A Kerikeri real estate agent has been sentenced for an unprovoked assault on the Far North's top cop after an apparent case of mistaken identity. Photo / Peter de Graaf
A Kerikeri real estate agent has been sentenced for punching the Far North's top cop in the face in what he said was a case of mistaken identity.
Kevin Lloyd, 27, applied for a discharge without conviction when he appeared in the Kaikohe District Court on Friday on a charge of assault with intent to injure.
He was instead sentenced to 80 hours' community work and nine months' supervision.
According to the summary of facts, Far North police area commander Inspector Riki Whiu was having a meal with his daughter at a Paihia restaurant on April 16 this year while Lloyd was at a nearby table with friends.
After Lloyd finished his meal he approached Whiu, introduced himself as Kev, shook his hand and asked if he knew one of his friends standing at the door.
As Whiu leaned forward for a better look Lloyd punched him around the right eye with a closed fist, then shouted an obscenity and raised a middle finger as he left the restaurant.
Whiu, who suffered an abrasion and swelling, followed Lloyd in an attempt to find out who he was. In the meantime his daughter called 111.
Lloyd said he mistook Whiu for a man who had beaten up one of his friends in Paihia a few weeks earlier.
His lawyer, Stephen Nicholson, rejected police suggestions the assault amounted to vigilante action.
Rather, it had been precipitated by his recollection of a ''pretty grisly'' assault on a friend, and involved two or three minutes of premeditation at most.
He conceded there was some vulnerability in that Lloyd's action was unexpected, but the victim was ''not a non-robust person'' so was not vulnerable in that sense.
Lloyd had not previously appeared in court and had a positive reference from his former Navy commander. He is an agent with Mike Pero Real Estate in Kerikeri.
Police attempts to cast doubt on his previous good character due to a warning for being drunk and rowdy on Christmas Eve 2016 outside a pub in Kerikeri were ''just silly'', Nicholson said.
He had pleaded guilty early and had offered to go through the restorative justice process though he knew it would be gruelling.
Nicholson said the consequences of a conviction would outweigh the crime because there was ''a real and appreciable risk'' the professional body he belonged to could remove his right to work as a real estate agent.
That would also cause ''horrible damage'' to his father, who owned the business.
Police prosecutor Russell Price said, however, Lloyd's attack on a man sitting in a restaurant enjoying a meal with his daughter was ''completely unwarranted and unprovoked''.
A king hit, or coward's punch, could do tremendous damage to an unsuspecting person, he said.

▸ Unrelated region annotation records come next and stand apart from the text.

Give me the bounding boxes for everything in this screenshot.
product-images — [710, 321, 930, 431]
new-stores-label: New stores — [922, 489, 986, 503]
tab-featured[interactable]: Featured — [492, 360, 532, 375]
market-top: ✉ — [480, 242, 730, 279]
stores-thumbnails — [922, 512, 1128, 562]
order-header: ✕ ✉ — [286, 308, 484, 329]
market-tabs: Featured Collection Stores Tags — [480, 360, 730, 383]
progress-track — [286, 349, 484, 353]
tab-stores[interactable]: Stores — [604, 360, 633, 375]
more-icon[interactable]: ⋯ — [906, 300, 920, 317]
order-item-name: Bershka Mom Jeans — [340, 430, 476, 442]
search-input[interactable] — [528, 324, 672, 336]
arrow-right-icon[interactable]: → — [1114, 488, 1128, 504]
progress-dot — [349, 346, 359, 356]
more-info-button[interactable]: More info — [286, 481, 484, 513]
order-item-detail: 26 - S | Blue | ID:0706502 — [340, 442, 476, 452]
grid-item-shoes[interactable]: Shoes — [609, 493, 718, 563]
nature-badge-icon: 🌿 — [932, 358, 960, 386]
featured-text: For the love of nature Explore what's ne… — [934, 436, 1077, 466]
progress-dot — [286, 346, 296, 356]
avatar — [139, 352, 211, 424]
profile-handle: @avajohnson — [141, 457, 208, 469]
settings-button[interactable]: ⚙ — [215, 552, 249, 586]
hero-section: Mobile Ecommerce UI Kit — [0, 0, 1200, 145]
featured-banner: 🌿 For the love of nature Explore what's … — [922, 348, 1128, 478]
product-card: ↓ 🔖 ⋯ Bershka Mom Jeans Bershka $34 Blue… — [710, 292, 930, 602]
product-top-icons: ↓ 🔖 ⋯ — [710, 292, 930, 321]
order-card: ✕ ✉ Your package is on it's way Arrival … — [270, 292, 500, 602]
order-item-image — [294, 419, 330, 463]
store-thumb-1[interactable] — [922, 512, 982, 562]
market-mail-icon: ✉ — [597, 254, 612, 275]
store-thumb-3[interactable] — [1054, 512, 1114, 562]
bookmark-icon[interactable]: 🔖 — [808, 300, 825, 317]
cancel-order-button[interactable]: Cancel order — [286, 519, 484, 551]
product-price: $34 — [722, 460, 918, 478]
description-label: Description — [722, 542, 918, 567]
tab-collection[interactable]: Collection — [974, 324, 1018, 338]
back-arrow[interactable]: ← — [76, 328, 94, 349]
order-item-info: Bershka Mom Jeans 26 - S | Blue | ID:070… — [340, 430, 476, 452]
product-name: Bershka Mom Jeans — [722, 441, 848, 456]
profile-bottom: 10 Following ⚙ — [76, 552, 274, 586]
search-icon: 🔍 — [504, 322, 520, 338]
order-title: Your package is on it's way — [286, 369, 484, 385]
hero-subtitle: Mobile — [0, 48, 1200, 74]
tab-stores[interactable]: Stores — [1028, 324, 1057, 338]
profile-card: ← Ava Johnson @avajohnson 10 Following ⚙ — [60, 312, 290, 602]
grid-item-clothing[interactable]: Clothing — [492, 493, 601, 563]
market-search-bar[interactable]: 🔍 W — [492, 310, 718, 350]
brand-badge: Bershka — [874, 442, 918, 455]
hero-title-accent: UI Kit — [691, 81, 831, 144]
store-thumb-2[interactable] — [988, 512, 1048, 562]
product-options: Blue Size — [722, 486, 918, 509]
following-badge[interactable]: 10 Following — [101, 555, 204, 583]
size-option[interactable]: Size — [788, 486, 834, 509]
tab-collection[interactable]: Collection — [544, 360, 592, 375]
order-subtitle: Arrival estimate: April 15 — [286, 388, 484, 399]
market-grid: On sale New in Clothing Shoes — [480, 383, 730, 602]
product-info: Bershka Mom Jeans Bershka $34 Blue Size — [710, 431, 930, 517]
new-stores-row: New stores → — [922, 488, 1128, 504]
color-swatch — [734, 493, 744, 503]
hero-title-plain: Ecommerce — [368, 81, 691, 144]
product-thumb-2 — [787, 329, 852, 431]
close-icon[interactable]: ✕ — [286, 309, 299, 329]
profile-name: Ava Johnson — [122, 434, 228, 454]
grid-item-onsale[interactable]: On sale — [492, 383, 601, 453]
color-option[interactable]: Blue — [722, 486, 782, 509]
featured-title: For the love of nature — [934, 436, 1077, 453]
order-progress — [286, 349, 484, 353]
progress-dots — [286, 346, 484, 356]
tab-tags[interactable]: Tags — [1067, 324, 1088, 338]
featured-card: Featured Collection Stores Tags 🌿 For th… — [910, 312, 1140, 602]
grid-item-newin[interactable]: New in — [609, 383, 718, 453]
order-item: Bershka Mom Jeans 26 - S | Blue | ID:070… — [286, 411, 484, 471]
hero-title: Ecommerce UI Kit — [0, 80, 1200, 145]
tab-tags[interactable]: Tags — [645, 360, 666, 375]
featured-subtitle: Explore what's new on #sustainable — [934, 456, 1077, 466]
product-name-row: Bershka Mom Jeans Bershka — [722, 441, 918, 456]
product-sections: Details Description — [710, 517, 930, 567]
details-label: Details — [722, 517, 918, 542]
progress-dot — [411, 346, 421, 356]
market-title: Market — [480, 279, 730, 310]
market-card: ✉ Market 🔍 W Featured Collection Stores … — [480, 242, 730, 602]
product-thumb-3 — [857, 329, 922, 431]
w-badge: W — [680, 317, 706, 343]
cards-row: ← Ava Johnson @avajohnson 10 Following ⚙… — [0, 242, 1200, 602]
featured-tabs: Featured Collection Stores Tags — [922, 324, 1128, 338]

Weighing up the arguments Judge Michelle Howard-Sager said she took into account Lloyd's previously unblemished record, early guilty plea, willingness to take part in restorative justice, and real risk to his career.
However, she was concerned about the assault on a stranger, the ''potentially disastrous'' consequences of an attack to the head, and the element of premeditation which included cajoling the victim to move forward for a better opportunity to hit him in the face.
The victim impact statement was not read in court but the judge said it was clear the assault had affected the victim and his daughter. That included being subjected to ''victim blaming'' from his colleagues.
Judge Howard-Sager said Lloyd could lose his job but that was a natural consequence of that kind of behaviour.
It was also important the public knew what had happened, she said.
Lloyd was sentenced to 80 hours' community work with nine months' supervision, during which he will have to attend assessment, treatment or counselling as directed.